Lo mejor de todo fue la normalidad

OPINIÓN

20 jun 2014 . Actualizado a las 07:00 h.

El envoltorio -la solemnidad del juramento y los aplausos, el fajín de capitán general, el desfile de honores y el baño de pueblo-, fue muy ajustado. Un poco más resultaría empalagoso. Y un poco menos sería cutre o carente de institucionalidad. Así que todo normal, que es lo mejor que se puede decir de una sucesión en la Corona.

Y sobre lo sustantivo -el discurso- haré algunas breves observaciones. Como soldado que es, el valor de Felipe VI «se le supone», y su promesa de una «conducta íntegra, honesta y transparente» constituye una proclama innecesaria. El respeto a la institución monárquica se lo otorgamos de antemano, sin más requisito de legitimidad que el de cumplir la Constitución y las leyes. Y por eso creo que pudo evitarse la sensación de expresa distancia con el rey abdicado que inevitablemente se sugiere. Me gustó mucho, en cambio, que reivindicase la Transición a favor del pueblo que la protagonizó, y que, al margen del entendible deseo de conectar con la legitimidad histórica a través de su abuelo, haya dejado bien sentado que es el primer monarca que sube al trono por obra y gracia de la Constitución democrática.

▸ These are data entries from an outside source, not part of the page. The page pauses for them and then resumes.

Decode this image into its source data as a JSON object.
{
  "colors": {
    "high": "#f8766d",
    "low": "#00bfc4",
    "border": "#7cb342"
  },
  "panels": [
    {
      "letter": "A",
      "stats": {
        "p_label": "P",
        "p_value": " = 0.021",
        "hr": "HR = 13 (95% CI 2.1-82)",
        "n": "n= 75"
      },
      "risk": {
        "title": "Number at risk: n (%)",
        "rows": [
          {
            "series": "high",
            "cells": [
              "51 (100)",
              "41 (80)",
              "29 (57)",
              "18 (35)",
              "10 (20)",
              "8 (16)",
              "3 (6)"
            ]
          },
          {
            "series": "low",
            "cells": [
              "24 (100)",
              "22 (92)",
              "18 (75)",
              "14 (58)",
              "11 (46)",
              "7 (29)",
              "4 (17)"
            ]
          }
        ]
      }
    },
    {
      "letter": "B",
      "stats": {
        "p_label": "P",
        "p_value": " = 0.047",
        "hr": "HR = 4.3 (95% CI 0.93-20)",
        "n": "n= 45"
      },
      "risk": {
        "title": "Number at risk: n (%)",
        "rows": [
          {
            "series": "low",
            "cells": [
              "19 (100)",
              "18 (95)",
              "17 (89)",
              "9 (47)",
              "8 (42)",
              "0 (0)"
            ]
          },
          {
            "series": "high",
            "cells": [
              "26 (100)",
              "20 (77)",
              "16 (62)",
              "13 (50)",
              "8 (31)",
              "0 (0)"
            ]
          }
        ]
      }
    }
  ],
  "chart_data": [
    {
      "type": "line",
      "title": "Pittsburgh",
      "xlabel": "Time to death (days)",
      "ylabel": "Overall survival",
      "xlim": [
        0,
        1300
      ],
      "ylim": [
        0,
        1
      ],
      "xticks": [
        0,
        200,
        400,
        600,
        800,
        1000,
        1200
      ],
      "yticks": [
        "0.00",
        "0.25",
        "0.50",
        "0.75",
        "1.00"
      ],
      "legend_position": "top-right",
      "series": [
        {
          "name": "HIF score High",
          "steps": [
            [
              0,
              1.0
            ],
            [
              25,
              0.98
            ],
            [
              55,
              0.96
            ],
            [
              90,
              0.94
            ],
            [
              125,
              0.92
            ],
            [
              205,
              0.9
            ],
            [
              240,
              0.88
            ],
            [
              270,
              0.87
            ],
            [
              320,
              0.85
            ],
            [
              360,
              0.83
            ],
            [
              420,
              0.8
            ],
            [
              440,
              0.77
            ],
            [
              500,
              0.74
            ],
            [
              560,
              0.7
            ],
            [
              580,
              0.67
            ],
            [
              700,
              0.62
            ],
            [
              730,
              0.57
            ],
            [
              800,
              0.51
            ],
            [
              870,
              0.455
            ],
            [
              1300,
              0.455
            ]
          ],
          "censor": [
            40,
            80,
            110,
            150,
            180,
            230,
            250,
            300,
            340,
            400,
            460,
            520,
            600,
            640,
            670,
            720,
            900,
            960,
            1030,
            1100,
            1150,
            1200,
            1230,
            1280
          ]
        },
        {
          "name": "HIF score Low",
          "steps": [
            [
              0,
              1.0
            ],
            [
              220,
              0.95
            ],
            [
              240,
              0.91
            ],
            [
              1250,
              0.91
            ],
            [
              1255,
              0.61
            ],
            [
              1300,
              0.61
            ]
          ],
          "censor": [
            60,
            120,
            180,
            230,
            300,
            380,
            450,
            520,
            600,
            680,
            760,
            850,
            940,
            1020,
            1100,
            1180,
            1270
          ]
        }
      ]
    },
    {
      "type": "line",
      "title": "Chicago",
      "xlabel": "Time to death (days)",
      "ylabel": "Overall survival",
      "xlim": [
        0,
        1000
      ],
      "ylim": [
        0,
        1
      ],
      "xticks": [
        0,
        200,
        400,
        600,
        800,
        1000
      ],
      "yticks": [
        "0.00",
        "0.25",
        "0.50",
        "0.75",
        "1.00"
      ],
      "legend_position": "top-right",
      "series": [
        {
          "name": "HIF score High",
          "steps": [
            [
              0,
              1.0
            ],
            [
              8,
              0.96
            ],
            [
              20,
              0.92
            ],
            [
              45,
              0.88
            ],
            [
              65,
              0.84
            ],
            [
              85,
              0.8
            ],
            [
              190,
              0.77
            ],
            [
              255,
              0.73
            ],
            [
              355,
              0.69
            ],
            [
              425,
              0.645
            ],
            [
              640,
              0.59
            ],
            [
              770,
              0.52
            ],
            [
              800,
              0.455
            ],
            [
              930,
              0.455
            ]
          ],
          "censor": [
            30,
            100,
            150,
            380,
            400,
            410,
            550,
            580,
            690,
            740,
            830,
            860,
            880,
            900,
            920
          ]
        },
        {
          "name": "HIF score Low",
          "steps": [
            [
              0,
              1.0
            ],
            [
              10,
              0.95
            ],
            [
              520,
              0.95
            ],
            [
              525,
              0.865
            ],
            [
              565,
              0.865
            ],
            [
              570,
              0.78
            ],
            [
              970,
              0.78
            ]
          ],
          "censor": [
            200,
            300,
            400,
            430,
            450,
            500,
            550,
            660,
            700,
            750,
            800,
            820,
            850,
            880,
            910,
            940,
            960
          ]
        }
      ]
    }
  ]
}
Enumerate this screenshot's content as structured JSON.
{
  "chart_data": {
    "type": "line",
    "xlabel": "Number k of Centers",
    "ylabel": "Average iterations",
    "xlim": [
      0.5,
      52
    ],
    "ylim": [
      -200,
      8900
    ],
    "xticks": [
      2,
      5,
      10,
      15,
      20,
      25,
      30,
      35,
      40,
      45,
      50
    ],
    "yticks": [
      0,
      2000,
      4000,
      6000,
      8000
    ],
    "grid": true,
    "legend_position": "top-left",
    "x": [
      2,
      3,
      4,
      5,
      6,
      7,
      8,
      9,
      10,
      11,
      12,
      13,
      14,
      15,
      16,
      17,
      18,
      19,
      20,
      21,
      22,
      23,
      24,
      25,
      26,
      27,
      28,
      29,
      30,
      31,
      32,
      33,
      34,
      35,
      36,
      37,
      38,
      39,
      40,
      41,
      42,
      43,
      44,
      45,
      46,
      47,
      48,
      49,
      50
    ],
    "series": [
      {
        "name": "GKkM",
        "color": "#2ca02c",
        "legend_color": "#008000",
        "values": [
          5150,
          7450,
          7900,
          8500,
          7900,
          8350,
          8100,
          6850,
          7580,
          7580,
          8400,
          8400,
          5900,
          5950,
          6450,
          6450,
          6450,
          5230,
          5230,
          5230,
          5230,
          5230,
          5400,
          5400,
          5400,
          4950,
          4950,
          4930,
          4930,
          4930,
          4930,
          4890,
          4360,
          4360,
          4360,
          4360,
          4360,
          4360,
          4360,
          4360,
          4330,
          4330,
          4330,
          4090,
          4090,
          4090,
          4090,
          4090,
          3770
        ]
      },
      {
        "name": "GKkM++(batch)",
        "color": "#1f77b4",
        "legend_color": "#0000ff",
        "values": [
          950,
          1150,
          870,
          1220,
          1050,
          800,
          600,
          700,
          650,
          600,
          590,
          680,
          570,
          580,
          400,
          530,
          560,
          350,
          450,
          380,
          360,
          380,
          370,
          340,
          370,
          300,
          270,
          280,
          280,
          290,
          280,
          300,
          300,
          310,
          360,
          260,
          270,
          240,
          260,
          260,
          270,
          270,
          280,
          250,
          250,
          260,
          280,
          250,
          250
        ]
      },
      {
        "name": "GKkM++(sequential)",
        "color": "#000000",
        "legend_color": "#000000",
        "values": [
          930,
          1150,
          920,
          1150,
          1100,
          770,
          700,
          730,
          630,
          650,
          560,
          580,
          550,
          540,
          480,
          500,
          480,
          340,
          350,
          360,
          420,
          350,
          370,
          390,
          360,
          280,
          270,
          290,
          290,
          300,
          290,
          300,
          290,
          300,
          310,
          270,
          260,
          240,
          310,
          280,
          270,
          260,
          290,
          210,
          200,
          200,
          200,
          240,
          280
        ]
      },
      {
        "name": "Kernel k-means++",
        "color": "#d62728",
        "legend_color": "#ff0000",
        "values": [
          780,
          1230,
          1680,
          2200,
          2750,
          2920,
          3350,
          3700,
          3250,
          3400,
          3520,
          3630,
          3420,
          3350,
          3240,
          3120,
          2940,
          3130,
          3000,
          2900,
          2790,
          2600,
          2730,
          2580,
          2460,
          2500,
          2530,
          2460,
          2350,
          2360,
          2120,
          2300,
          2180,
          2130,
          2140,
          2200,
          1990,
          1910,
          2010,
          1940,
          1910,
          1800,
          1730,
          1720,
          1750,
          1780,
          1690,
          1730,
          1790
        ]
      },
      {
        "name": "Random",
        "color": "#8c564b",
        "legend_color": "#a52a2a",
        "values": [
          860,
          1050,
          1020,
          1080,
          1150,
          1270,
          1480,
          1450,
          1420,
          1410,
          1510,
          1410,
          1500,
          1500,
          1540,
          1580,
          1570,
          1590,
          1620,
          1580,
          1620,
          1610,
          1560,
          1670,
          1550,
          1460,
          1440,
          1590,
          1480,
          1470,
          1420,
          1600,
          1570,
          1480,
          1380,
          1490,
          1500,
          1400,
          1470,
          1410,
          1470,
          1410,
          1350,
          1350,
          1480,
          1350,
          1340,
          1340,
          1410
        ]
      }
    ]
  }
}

También celebro que empiece a decir que la historia de nuestro país no es un error desgraciado, ni está monopolizada por ningún territorio, y que sin ella «no puede entenderse el curso de la Humanidad». Porque es así, y no tiene sentido que sigamos flagelándonos. No entiendo, en cambio, y me parece una concesión a las tertulias, la insistencia orgullosa en el talismán de su generación: «una Monarquía renovada para un tiempo nuevo [?] con el espíritu abierto y renovador que inspira a los hombres y mujeres de mi generación». Porque la juventud no es un mérito ni una virtud -esto se lo habría dicho Rouco si hubiesen programado un Te Deum-, y porque en menos de diez años habrá varias generaciones que lo tendrán por un vejestorio, y que, usando sus propios argumentos, pedirán que deje paso a Leonor.

Las referencias a la crisis social y económica fueron tan tópicas como necesarias. El homenaje a las lenguas y a la diversidad fue un lugar común con limitado alcance, porque hace tiempo que el problema lingüístico no es político, sino social, y que las peticiones de máximos -basadas en la inmersión- ya no tienen solución razonable. Y lo mismo cabe decir de las menciones hechas a la UE como espacio propio, y a Hispanoamérica y Medio Oriente como referentes de política exterior. Pero donde verdad se la va a jugar Felipe VI es en «esa España, unida y diversa» en la que «cabemos todos». Porque entorno a esa realidad multisecular gira hoy un león rugiente que quiere y puede devorarla, y que compromete gravemente la autoridad del Estado y la monarquía.

Viéndolo en conjunto, sin embargo, todo se hizo bien. Y por eso le brindo al rey un sabio consejo en boca de Séneca: «Esse aliquem in quem nihil fortuna posse». Que traducido por el atajo dice: «No improvises jamás, ni le eches culpas al destino».